The Central Bank's emergency measures to ease a credit crunch in the UAE appear to be having a limited effect - at least if the interbank lending rate is any guide. Rather than declining after the Central Bank's intervention, as had been hoped, interbank lending rates rose. Most observers think that few, if any, banks have taken advantage of the emergency lending facility. "The package was not as generous as people had thought when the original announcement was made," said Mushtaq Khan, an economist at Citigroup.
As long as banks worry that their peers may suffer from serious problems, they will probably continue to withhold funds from each other. "It's not yet clear whether the problem is... something the Central Bank can solve by simply adding liquidity, or whether there is a deeper malaise afflicting the market," said Ala'a al Yousuf, the chief economist at Gulf Finance House. "These things can cause a domino effect. If there is stress in the credit market, then the weakest link will give first, and then the next weakest link and so on. We don't know where the weakest link is until the system is stressed out. Then we'll find out," he said.
Bank lending rates throughout the Gulf shot up today, with the Emirates interbank offer rate (Eibor) breaking four per cent for the first time since January, hitting 4.19 per cent, compared with 3.96 per cent on Sunday. In Saudi Arabia, rates hit 4.06, another high since January. Last week, the Federal Government took special measures to ease a liquidity squeeze by injecting Dh50 billion (US$13.6bn) into the local money market. On Sunday and yesterday, the central bank of Kuwait followed suit, extending loans to local banks on a case-by-case basis and tailoring them to the banks' needs, according to an official at a large Kuwaiti bank.
The Kuwait central bank is understood to be asking for no collateral to back up the loans, which range in length from overnight to one month. The size and the interest rate has been at the discretion of the central bank, which in some cases has charged a rate of two per cent interest for overnight loans, and four per cent for one-month loans. The central bank of Kuwait could not be reached for comment.

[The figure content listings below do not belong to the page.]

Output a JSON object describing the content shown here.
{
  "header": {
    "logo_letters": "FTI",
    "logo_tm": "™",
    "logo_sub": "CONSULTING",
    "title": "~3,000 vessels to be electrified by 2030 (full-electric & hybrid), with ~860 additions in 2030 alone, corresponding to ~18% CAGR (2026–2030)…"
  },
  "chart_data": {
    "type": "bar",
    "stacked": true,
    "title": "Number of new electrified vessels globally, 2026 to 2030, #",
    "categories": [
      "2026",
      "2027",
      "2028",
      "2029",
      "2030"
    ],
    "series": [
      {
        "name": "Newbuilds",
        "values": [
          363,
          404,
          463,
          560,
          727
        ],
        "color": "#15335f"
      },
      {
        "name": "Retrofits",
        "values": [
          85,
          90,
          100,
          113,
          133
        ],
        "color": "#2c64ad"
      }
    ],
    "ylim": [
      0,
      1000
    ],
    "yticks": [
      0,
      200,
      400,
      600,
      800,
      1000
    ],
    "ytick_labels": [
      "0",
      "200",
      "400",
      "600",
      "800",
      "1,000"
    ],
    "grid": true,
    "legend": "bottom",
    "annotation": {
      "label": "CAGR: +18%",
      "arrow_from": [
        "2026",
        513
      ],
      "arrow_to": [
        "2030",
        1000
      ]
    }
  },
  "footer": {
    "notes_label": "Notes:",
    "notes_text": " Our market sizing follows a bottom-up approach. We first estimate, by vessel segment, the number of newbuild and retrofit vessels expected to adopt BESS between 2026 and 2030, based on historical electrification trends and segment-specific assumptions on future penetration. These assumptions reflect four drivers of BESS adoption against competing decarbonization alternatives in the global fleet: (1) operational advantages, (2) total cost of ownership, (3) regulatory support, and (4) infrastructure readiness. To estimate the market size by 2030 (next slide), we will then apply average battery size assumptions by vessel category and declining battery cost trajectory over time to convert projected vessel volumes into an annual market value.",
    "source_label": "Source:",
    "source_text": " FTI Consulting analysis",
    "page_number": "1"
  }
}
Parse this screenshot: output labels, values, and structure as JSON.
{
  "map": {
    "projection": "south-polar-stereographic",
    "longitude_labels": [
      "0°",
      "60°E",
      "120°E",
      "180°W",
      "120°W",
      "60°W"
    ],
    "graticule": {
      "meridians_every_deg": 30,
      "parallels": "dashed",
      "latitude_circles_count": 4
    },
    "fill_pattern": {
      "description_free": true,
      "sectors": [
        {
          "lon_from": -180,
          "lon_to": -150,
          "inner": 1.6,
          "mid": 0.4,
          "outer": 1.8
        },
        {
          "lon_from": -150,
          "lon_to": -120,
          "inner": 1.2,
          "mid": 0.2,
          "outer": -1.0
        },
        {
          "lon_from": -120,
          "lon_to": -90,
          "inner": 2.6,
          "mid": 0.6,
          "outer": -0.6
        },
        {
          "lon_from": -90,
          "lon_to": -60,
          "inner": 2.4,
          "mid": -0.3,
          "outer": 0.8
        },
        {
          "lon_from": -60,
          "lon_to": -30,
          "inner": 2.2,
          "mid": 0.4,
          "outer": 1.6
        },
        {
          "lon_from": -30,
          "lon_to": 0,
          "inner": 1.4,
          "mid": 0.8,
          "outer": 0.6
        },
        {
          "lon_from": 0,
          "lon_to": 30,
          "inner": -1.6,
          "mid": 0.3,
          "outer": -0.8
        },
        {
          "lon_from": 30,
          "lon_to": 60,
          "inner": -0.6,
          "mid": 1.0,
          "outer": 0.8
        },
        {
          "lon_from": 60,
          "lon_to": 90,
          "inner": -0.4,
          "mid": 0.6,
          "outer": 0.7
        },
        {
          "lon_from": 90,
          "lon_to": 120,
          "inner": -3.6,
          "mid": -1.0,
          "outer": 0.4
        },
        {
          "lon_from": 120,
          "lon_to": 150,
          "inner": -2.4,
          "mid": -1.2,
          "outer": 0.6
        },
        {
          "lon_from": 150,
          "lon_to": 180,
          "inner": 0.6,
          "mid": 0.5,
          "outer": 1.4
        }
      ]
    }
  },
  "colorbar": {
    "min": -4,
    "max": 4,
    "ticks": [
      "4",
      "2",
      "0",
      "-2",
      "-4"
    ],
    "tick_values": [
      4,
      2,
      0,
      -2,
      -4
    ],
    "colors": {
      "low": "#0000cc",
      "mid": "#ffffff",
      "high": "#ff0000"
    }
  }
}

Late last Thursday, the UAE Central Bank offered to lend local banks an amount equivalent to their reserve requirement, while charging them three per cent interest above the current Central Bank repo rate, which stands at two per cent today. The repo rate is the discount rate at which a central bank repurchases government securities from the commercial banks. The Central Bank declined to say how many banks had taken advantage of the offer.
"I was a bit surprised by Kuwait," said Mr Khan. "Not too long ago, they seemed determined to make a concerted effort to keep things tighter. Now, suddenly it seems they're injecting money into the market." Regarding the UAE, Mr Khan said: "I get the sense that banks have not availed themselves of the offer from the Central Bank last week." Banks and financial markets in the Gulf are likely to close for three days today to celebrate the Eid al Fitr holiday. Analysts are calling the timing of the holiday fortuitous, while wondering what effect this apparent lack of lending will have on the economy.
"It will give market participants some time to understand the complexities of the bailout transaction and the implications, if any, that the entire crisis may have for the region," said Imran Ahmed, the managing director of asset management at Mashreqbank in Dubai. "It's sort of like when you receive an e-mail: it's often better to sleep on it and send something out the next day, rather than writing something in the heat of the moment that you'll later regret," he said.